◇「気温下がるのを祈るのみ」
スキーシーズンが到来したというのに気温が高く、県内各地のスキー場は営業開始の延期を余儀なくされている。降雪が少ないうえ、人工降雪機を使っても雪がすぐに溶けてしまうためだ。県スキー場協会によると、県内25のスキー場のうち、28日までにオープンした所はない。いつになったらゲレンデを滑れるのか。スキー場スタッフとスキーファンが雪と寒さを待ちこがれている。

◇降雪機役に立たず
例年、県内で最も早く営業を開始する猪苗代町の箕輪スキー場は、27日のオープンを断念した。18日から降雪機47台でゲレンデ整備を試みているが、氷点下2度以下にならないと雪が積もらない。満足に稼働できたのは3日程度しかなく、全長1600メートルのコースで雪が残るのは3割にとどまる。営業課の渡辺新太郎さん(31)は「気温が下がるのを祈るのみ。一日でも早く営業を開始したい」と話す。

◇天然雪も溶け
北塩原村のグランデコスノーリゾートも、28日のオープンを延期した。降雪機で全長4000メートルのコースの半分以上を雪で覆ったが足りない。11月上旬から中旬に降った天然雪も9割溶けた。
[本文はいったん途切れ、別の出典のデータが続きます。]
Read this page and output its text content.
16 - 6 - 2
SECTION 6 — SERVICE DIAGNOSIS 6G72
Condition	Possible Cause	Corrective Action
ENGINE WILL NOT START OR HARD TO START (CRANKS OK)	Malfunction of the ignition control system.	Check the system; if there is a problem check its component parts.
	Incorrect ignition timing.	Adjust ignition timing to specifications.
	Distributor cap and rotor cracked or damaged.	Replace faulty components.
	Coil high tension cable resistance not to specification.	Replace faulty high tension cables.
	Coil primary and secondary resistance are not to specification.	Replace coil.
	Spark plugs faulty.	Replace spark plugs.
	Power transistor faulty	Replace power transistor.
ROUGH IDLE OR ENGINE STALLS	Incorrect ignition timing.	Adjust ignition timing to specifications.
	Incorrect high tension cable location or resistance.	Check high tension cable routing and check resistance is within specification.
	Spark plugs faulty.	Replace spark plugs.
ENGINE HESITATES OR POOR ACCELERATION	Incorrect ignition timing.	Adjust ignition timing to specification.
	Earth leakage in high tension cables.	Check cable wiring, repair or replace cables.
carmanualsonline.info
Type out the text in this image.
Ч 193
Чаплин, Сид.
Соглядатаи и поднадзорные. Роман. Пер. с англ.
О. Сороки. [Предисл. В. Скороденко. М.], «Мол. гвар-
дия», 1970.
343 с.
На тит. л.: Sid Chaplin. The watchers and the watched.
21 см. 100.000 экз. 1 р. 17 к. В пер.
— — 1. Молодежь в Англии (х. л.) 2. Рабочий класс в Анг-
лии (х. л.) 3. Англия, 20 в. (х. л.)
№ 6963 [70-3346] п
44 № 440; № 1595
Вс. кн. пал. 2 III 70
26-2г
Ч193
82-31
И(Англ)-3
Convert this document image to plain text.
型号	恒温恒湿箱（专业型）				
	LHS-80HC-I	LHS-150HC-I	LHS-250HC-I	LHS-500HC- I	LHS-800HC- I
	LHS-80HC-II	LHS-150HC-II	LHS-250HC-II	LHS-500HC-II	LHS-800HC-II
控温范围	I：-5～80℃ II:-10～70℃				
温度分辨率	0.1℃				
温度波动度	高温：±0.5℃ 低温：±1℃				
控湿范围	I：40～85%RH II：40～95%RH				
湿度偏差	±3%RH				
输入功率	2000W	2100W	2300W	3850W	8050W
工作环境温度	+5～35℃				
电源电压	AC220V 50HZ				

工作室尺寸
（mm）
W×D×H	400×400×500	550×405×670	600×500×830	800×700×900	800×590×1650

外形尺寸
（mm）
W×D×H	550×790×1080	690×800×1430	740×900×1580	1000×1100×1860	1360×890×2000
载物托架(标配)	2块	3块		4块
ホームページで公開しているゲレンデのライブ映像へのアクセスは、今月上旬は1日1万件だったのが下旬には4万件に急増。客が待ちわびている様子がうかがえる。同リゾートは、気温が下がり次第、24時間いつでもゲレンデ整備に取りかかれるよう態勢を取っている。

◇来月中には
同村の裏磐梯猫魔スキー場には営業開始予定の28日午前、数組の客が訪れたが滑れなかった。石内圭一総支配人は「12月5日を目指し、急ピッチでコースの整備を進めたい」と話す。同協会は「12月の3週目には多くのスキー場がオープン予定。そのころには気温が下がり、営業できるのではないか」と期待している。

福島地方気象台によると、福島市の27日までの11月の平均気温は10・4度で、11月1カ月の平年に比べると今のところ1・4度も高い。北から寒気が入る日が少ないせいだ。猪苗代町の平地でも11月下旬には平年で3センチの積雪があるが、今年はまったくない。12月の県内の1カ月予想では、気温は平年並みか高めだという。